The General Household Survey (GHS) was a survey conducted of private households in Great Britain by the Office for National Statistics (ONS). The aim of this survey was to provide government departments and organisations with information on a range of topics concerning private households for monitoring and policy purposes.

The Survey was last run in 2007. Thereafter, its questions were taken over by the General Lifestyle Survey, which was in turn ended in January 2012.

==History==
The GHS has been carried out continuously between 1971 and 2007 except for two breaks in 1997-1998 and in 1999-2000 when the survey was reviewed and redeveloped. From 2000 onwards, the design has been changed and, at the time of its termination, the survey had two different elements: The continuous survey, which remained unchanged over a five-year period, and extra modules called "trailers". This structure allowed different trailers to be included each year, depending on what information the sponsoring government departments require.

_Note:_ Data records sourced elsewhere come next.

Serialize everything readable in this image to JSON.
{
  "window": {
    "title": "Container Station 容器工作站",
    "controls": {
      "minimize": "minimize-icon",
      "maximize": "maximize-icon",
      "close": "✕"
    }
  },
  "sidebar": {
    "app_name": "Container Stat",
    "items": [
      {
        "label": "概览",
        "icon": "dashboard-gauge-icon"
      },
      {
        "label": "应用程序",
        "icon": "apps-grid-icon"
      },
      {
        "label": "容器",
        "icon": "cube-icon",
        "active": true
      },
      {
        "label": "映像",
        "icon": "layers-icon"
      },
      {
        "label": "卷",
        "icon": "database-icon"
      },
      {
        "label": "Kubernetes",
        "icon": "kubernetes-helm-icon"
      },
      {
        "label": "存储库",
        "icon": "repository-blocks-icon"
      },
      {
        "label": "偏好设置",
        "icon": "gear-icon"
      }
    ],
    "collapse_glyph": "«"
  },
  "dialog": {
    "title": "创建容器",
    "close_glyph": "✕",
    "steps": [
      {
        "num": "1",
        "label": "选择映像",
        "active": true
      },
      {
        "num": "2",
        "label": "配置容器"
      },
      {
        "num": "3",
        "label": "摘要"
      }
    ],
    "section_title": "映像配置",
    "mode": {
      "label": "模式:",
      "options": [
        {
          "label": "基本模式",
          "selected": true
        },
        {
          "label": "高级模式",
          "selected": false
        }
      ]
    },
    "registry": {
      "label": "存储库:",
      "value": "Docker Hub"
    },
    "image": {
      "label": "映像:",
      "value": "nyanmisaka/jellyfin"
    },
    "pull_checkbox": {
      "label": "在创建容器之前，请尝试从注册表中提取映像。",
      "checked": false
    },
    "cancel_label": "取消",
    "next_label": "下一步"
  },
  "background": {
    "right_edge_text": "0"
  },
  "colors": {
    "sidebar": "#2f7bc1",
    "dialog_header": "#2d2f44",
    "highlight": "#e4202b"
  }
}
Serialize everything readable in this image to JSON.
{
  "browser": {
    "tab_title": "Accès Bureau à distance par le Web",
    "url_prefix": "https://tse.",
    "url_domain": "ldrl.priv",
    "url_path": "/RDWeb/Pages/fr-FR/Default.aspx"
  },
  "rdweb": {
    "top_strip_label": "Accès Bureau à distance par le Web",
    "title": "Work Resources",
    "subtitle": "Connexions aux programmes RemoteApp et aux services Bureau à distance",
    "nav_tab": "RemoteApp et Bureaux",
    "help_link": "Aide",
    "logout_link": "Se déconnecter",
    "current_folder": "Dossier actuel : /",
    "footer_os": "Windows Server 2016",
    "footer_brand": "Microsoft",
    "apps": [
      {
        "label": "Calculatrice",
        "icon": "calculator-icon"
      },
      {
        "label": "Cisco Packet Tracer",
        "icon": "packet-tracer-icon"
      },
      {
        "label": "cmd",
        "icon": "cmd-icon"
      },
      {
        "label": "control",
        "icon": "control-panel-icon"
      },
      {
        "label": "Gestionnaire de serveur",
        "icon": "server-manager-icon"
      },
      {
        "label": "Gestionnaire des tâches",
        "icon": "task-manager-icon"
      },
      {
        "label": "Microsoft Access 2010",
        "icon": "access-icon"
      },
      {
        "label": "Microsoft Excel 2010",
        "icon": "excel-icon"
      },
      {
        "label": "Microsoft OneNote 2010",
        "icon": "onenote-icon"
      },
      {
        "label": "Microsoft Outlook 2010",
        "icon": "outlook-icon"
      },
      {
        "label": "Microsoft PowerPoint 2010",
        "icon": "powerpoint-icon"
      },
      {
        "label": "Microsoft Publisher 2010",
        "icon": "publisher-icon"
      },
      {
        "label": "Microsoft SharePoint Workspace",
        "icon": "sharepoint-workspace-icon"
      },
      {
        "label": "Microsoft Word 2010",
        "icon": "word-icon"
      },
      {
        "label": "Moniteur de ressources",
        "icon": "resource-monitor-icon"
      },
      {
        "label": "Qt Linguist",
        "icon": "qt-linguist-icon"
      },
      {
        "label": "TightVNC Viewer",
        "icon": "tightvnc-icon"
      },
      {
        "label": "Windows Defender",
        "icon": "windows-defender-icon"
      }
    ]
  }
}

In 2005, further changes were introduced and the time period in which the survey is conducted was changed from the financial year (April to March) to the calendar year (January to December). Additionally, the design was changed to a longitudinal survey in 2005-2006 because the European Union (EU) required all member states to collect extra data from a Survey on Income and Living Conditions (EU-SILC).

The topics included in the questionnaire covered general information such as demographic information about household members, housing tenure, consumer durables including vehicle ownership and migration. The individual questionnaires, completed by all adults over 16 years of age resident in a household, also included issues such as employment, pensions, education, health, smoking and drinking, family information and income.

==Methodology and scope==
The GHS was a repeated cross-sectional study, conducted annually, which uses a sample of 9,731 households in the 2006 survey. The data were primarily collected by face-to-face interviews as well as telephone interviews.